= Anahid Nersessian =

American writer and critic

Anahid Nersessian (born October 27, 1982) is an American writer and critic who served as the poetry editor of Granta Magazine. Her essays and reviews have appeared in The New Yorker, The New York Review of Books, The London Review of Books, The Paris Review, The Los Angeles Review of Books, n+1, Public Books, and New Left Review. In 2021 Nersessian's Keats's Odes: A Lover's Discourse was named one of the best books of the year by The Boston Globe. She is Professor of English at the University of California, Los Angeles.

== Work ==
Nersessian was born and grew up in New York City. She attended Yale University as an undergraduate and has a Phd in English from the University of Chicago. Her doctoral advisor was the theorist Lauren Berlant.

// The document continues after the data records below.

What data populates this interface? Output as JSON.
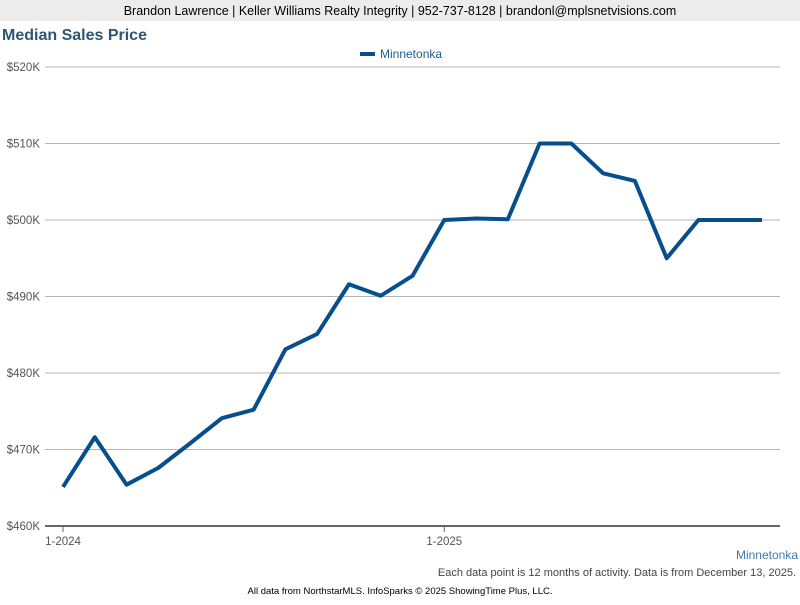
{
  "header": "Brandon Lawrence | Keller Williams Realty Integrity | 952-737-8128 | brandonl@mplsnetvisions.com",
  "chart_data": {
    "type": "line",
    "title": "Median Sales Price",
    "categories": [
      "1-2024",
      null,
      null,
      null,
      null,
      null,
      null,
      null,
      null,
      null,
      null,
      null,
      "1-2025",
      null,
      null,
      null,
      null,
      null,
      null,
      null,
      null,
      null,
      null
    ],
    "series": [
      {
        "name": "Minnetonka",
        "color": "#064f8c",
        "values": [
          465100,
          471600,
          465400,
          467600,
          470800,
          474100,
          475200,
          483100,
          485100,
          491600,
          490100,
          492700,
          500000,
          500200,
          500100,
          510000,
          510000,
          506100,
          505100,
          495000,
          500000,
          500000,
          500000
        ]
      }
    ],
    "ylim": [
      460000,
      520000
    ],
    "yticks": [
      {
        "value": 460000,
        "label": "$460K"
      },
      {
        "value": 470000,
        "label": "$470K"
      },
      {
        "value": 480000,
        "label": "$480K"
      },
      {
        "value": 490000,
        "label": "$490K"
      },
      {
        "value": 500000,
        "label": "$500K"
      },
      {
        "value": 510000,
        "label": "$510K"
      },
      {
        "value": 520000,
        "label": "$520K"
      }
    ],
    "grid": true,
    "legend": "top",
    "area_label": "Minnetonka",
    "note": "Each data point is 12 months of activity. Data is from December 13, 2025."
  },
  "footer": "All data from NorthstarMLS. InfoSparks © 2025 ShowingTime Plus, LLC."
}
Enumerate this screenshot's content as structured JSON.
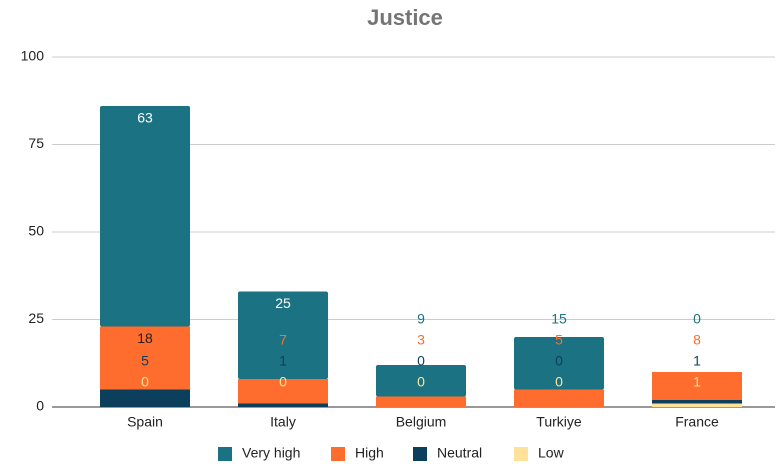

Nersessian is the author of three books, Utopia, Limited: Romanticism and Adjustment, published by Harvard University Press, The Calamity Form: Poetry and Social Life, published by the University of Chicago Press, and Keats's Odes: A Lover's Discourse, published by the University of Chicago Press in the U.S. and by Verso Books in the U.K. Keats's Odes, a book of personal essays about the English poet John Keats, received positive reviews. The Washington Post called the book "true to Keats's spirit" while Publishers Weekly said that "intense emotion abounds in this literary blend of analysis and autobiography." The Times Literary Supplement described Nersessian's prose as "bold, irreverent, declarative, and feral," and compared the book favorably to other books published on Keats that year. Similarly, the American political magazine Jacobin called it "the best book about John Keats published" on the bicentenary of the poet's death, and The Nation said it was "radical and unforgettable." Writing in The Paris Review, novelist Ben Lerner described Keats's Odes as "risky, passionate criticism" and "a brilliant and refreshingly unprofessional book." In a Boston Review article naming Keats's Odes one of the best books of 2021, Walton Muyumba called the book "a terse, stunning pastiche of Roland Barthes's A Lover's Discourse, adding that "Nersessian proves that criticism can be loving, literary art." The book was a finalist for the Poetry Foundation's 2022 Pegasus Award for Poetry Criticism.

Nersessian is also the editor of the Broadview Press edition of Percy Shelley's long poem Laon and Cythna; Or, the Revolution of the Golden City (2016)--an edition described in a review in the Keats-Shelley Journal as "of vital significance for the study of Romantic literature."

In a 2022 interview with The New York Review of Books, Nersessian described herself as an expert on poetry with interest in political philosophy and the history of literary criticism. Much of her scholarly work to date has focused on eighteenth- and nineteenth-century British and European literature and especially the Romantic period.

Nersessian is represented by The Wylie Agency.

== Personal life ==
Nersessian is of partial Armenian-Iranian ancestry and was raised speaking Armenian as her first language. She has spoken openly about being bullied at school because of her father's Iranian citizenship.

Nersessian is close friends with writer and actress Zoe Kazan.